Opera, Gender and Mental Health: Grant awarded to UQ Senior Lecturer

29 June 2020

Senior lecturer Dr Eve Klein from The University of Queensland (UQ) School of Music has been awarded an Arts Projects for Individuals and Groups grant by the Australia Council for the Arts to work in collaboration with singer/performer Yasmin Arkinstall.

The grant will include funding for Dr Klein to write a one-act opera in consultation with Yasmin about her experiences while being a performing artist and living with Obsessive Compulsive Disorder (OCD).

Yasmin Arkinstall

The Klein-Arkinstall collaboration was conceived by Sydney creative team Sarah and Melanie Penicka-Smith and Sharna Galvin. It will utilise Yasmin’s background as an advocate and trained singer to create a vocal work that explores how mental health is enacted in the body, and how poor mental health can render a person voiceless.

“Unfortunately, it is still a common belief for some people in positions of power (e.g. teachers, directors, etc.) that ‘you have to be cruel to be kind’ in order to get the best out of musicians,” Yasmin said.

“The music industry needs to be taught that it’s very rare for someone to thrive in a fear-riddled or emotionally abusive environment; it’s natural for someone’s fight-or-flight response to switch on immediately and intensely, [blocking] the ability to relax and perform the best they can.”

The opera will adopt biographical and technological tools to create a flexible, one-woman show in Arkinstall’s control; giving her freedom to explore different parts of her experience with each performance.

As a trained operatic soprano and mental health advocate for The Smith Family, Yasmin’s career has exemplified the dichotomy between a natural desire for authenticity in performance, and the unhealthy expectations performers face from themselves and their industry.

This work contributes to national conversations around how to make opera contemporary and inclusive, with particular regard to gender and mental health,” said Dr Klein.

The opera will incorporate laptop and looping technology that will put Arkinstall in full control of how a performance progresses in real-time, while we explore highly personalised themes. We aim to reconceptualise contemporary topics into a traditional art-form and hope to contribute to changes in the conversation around artists managing their mental health, and by extension, how to give voice to those living with mental illness”.

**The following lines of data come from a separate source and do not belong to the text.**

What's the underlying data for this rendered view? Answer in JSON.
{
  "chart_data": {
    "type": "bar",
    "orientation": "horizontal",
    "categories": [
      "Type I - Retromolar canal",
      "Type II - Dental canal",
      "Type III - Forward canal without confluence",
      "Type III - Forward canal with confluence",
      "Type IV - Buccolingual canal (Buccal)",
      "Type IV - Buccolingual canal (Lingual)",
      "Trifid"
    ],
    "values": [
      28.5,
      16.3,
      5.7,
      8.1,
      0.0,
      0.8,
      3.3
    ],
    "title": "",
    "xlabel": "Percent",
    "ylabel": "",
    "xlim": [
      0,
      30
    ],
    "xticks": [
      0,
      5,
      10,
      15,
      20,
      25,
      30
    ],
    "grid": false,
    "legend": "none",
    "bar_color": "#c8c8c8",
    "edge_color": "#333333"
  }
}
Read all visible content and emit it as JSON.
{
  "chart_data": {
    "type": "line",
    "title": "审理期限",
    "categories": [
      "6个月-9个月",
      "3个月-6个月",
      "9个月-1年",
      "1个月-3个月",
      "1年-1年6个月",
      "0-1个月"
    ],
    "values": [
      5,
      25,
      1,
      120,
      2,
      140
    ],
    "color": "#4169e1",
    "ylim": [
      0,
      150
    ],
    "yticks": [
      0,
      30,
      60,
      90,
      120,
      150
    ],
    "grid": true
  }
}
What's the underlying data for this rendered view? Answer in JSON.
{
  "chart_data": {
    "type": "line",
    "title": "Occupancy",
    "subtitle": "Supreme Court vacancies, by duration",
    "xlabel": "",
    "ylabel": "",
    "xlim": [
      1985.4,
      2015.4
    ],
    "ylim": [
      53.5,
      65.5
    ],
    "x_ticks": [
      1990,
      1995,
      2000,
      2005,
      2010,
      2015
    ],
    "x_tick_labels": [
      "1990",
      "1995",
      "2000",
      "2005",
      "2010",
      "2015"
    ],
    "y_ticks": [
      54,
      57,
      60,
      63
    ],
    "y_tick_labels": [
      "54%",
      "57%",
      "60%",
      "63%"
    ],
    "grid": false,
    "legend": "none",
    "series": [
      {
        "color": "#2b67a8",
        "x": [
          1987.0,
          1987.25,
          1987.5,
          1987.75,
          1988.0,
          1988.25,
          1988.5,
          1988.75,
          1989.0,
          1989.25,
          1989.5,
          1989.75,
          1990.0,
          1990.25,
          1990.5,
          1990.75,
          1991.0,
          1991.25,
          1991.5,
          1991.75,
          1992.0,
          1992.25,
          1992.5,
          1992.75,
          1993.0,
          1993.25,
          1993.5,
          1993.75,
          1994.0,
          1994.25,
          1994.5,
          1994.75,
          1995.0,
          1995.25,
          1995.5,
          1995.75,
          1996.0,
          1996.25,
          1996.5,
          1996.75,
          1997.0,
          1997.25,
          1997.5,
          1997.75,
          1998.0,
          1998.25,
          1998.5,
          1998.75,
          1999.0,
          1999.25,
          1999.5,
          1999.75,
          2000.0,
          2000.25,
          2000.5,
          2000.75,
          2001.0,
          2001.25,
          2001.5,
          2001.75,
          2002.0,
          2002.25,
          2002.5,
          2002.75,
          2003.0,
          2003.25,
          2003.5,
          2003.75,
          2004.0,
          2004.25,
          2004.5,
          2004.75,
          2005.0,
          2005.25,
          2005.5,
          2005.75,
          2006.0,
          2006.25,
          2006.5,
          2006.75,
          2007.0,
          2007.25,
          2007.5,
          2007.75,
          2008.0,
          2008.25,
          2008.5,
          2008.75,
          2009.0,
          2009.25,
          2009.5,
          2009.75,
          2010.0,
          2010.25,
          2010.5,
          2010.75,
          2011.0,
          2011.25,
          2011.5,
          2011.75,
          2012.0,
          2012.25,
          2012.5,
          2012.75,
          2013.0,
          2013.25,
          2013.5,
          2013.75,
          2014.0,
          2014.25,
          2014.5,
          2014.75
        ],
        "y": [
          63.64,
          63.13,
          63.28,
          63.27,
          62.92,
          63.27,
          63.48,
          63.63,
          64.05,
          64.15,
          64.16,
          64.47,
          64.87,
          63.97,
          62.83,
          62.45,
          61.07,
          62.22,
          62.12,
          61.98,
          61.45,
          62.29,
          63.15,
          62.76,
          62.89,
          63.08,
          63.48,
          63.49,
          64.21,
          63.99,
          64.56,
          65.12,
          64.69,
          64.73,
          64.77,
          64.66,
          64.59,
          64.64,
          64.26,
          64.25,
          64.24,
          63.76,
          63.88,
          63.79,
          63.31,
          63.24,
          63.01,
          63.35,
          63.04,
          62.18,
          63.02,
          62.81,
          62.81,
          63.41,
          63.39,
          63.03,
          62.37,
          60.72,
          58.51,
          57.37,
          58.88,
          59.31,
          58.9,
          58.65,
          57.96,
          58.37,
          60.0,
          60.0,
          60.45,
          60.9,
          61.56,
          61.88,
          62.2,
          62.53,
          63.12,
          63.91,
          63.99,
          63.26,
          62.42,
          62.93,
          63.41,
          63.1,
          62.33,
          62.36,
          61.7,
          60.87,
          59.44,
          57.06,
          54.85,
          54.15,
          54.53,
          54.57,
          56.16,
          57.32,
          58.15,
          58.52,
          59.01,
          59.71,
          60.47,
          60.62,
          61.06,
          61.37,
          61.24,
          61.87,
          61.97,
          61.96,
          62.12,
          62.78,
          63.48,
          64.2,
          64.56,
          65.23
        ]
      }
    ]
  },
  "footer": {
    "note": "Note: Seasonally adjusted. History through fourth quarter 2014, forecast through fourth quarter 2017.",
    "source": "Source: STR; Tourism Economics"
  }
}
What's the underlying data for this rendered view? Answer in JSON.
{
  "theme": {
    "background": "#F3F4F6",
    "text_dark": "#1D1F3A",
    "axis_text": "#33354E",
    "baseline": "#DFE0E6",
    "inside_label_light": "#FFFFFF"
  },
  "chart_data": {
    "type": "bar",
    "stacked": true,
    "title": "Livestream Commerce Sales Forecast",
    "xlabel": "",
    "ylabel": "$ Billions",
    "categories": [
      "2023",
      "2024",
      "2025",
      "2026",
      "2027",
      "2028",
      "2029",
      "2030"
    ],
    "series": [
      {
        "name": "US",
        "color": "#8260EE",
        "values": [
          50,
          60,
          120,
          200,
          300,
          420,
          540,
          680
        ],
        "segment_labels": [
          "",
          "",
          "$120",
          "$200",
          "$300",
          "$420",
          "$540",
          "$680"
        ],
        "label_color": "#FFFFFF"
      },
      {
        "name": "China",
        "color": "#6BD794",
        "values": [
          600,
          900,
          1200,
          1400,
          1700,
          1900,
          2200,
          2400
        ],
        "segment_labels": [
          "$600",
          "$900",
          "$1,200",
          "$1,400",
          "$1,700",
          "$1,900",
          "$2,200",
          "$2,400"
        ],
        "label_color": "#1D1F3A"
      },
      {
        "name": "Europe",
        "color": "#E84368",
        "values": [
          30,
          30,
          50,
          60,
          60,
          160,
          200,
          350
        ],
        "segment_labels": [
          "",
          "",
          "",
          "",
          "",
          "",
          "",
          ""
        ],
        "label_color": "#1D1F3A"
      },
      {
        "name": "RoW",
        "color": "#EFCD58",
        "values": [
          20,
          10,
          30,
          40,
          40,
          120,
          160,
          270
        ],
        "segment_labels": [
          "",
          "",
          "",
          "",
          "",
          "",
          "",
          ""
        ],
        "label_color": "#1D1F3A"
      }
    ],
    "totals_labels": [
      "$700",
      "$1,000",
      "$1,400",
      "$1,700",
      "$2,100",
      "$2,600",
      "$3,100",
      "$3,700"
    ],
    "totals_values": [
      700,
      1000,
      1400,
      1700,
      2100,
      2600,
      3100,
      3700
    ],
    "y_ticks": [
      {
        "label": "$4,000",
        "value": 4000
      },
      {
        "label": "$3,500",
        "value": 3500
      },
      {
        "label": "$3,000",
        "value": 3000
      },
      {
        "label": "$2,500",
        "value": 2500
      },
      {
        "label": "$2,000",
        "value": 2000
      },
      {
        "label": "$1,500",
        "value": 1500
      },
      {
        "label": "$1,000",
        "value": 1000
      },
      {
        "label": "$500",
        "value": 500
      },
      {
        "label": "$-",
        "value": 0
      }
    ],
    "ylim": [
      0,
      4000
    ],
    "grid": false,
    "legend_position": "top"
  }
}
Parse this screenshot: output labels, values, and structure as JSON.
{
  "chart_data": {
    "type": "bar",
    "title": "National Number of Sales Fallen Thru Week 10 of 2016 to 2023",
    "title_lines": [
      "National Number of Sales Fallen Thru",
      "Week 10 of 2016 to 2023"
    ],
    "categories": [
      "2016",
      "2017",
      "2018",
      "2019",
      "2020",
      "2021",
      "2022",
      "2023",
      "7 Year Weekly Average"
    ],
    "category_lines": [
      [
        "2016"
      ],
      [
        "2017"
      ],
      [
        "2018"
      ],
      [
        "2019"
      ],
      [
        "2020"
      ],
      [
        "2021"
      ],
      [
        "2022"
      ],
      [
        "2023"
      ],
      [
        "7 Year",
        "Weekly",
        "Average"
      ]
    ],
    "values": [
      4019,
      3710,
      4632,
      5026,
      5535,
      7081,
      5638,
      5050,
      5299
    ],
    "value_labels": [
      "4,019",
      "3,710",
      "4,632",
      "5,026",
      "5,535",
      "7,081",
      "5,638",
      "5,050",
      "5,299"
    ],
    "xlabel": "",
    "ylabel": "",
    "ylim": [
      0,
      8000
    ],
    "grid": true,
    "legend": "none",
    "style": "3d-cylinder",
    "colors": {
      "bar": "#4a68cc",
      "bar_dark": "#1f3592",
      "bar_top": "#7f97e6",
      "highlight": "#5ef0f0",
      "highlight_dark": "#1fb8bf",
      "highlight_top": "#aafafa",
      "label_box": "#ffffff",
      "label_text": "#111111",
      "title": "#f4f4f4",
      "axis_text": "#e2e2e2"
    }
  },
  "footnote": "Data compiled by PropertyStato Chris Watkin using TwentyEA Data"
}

The 60-minute work is intended to be portable across a range of venues and performance opportunities, including festivals, galleries, and small spaces.

The production will use an all-female team of creative professionals to exemplify the emerging national campaign to recognise the work of women in Australian opera.

Yasmin Arkinstall completed a Bachelor of Music in Classical Voice at the Sydney Conservatorium of Music in 2018 and is an ambassador for The Smith Family.